To me, the logical way to look at AI/ML in service management is to presume the service is made up of “intent models” which enforce an SLA internally. The enforcement of that SLA, being inside the black box, can take any form that works, including AI/ML. In other words, we really need to redefine how we think of service lifecycle management in order to apply AI to it. That doesn’t mean we have to scrap OSS/BSS or NMS systems, but obviously we have to change these systems somewhat if there are automated processes running between them and services/infrastructure.
That brings us to our final concept area, Zero-touch network and Service Management (ZSM). You can say that I’m seeing an NFV monster in every closet here, but I believe that ZSM suffers from the initial issue that sent NFV off-track, which is the attempt to depict functionality that then ends up being turned into an implementation description.
I absolutely reject any notion that a monolithic management process, or set of processes built into a monolithic management application, could properly automate a complex multi-service network that includes both network devices and hosted features/functions. I’ve described the issue in past blogs so I won’t go over it again here, but it’s easily resolved by applying the principles of TMF NGOSS Contract, a concept over a decade old. However, an NGOSS Contract statement of ZSM implementation would say that the contract data model is the “integration fabric” depicted in the paper. Absent that insight, I don’t think a useful implementation can be derived from the approach, and certainly an optimum one cannot be derived.
What, then, is the basic problem, the thing that unites the issues I’ve cited here? I think it’s simple. If you are defining a future architecture, you define it for the future and adapt it to the present. Transition is justified by transformation, not the other way around. What the telcos, and ETSI, should be doing is defining a cloud-native model for future networks and services, and then adapting that model to serve during the period when we’re evolving from devices to functions.
Intent modeling and NGOSS Contract would make that not only possible, but easy. Intent modeling says that elements of a service, whether based on PNFs or VNFs, can be structured as black boxes whose external properties are public and whose internal behaviors are opaque as long as the model element’s SLA is maintained. NGOSS Contract says that the service data model, which describes the service as a collection of “sub-services” or elements, steers service events to service processes. That means that any number of processes can be run, anywhere that’s convenient, and driven from and synchronized by that data model.
The TMF hasn’t done a great job in promoting NGOSS Contract, which perhaps is why ETSI and operators have failed to recognize its potential.

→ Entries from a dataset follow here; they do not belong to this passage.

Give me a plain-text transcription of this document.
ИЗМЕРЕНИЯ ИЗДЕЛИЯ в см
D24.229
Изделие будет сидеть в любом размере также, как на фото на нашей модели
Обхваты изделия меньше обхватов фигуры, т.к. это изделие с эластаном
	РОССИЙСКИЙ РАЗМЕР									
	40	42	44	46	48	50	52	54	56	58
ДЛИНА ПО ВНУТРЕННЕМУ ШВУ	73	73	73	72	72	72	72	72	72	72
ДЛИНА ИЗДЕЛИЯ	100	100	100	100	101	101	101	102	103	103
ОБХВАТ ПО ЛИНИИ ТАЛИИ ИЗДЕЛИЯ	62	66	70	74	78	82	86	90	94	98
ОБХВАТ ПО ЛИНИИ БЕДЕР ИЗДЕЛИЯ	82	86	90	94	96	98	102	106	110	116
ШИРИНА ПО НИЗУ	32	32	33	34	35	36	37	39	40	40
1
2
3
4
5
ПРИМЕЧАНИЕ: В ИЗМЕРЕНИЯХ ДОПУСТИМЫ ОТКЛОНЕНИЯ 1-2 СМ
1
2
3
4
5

Perhaps the best way to leverage the new initiative launched by Telecom TV and other sponsors would be to frame a discussion around how to adapt to the cloud-native, intent-modeled, NGOSS-contract-mediated, model of service lifecycle automation. While the original TMF architect of NGOSS Contract (John Reilly) has sadly passed, I’m sure there are others in the body who could represent the concept at such a discussion.
This paper was posted on LinkedIn by one of the authors of the paper on accelerating innovation in telecom, a paper I blogged about on Monday of last week. It may be that the two combined events demonstrate a real desire by the telco standards community to get things on track. I applaud their determination if that’s the case, but I’m sorry, people. This isn’t the way.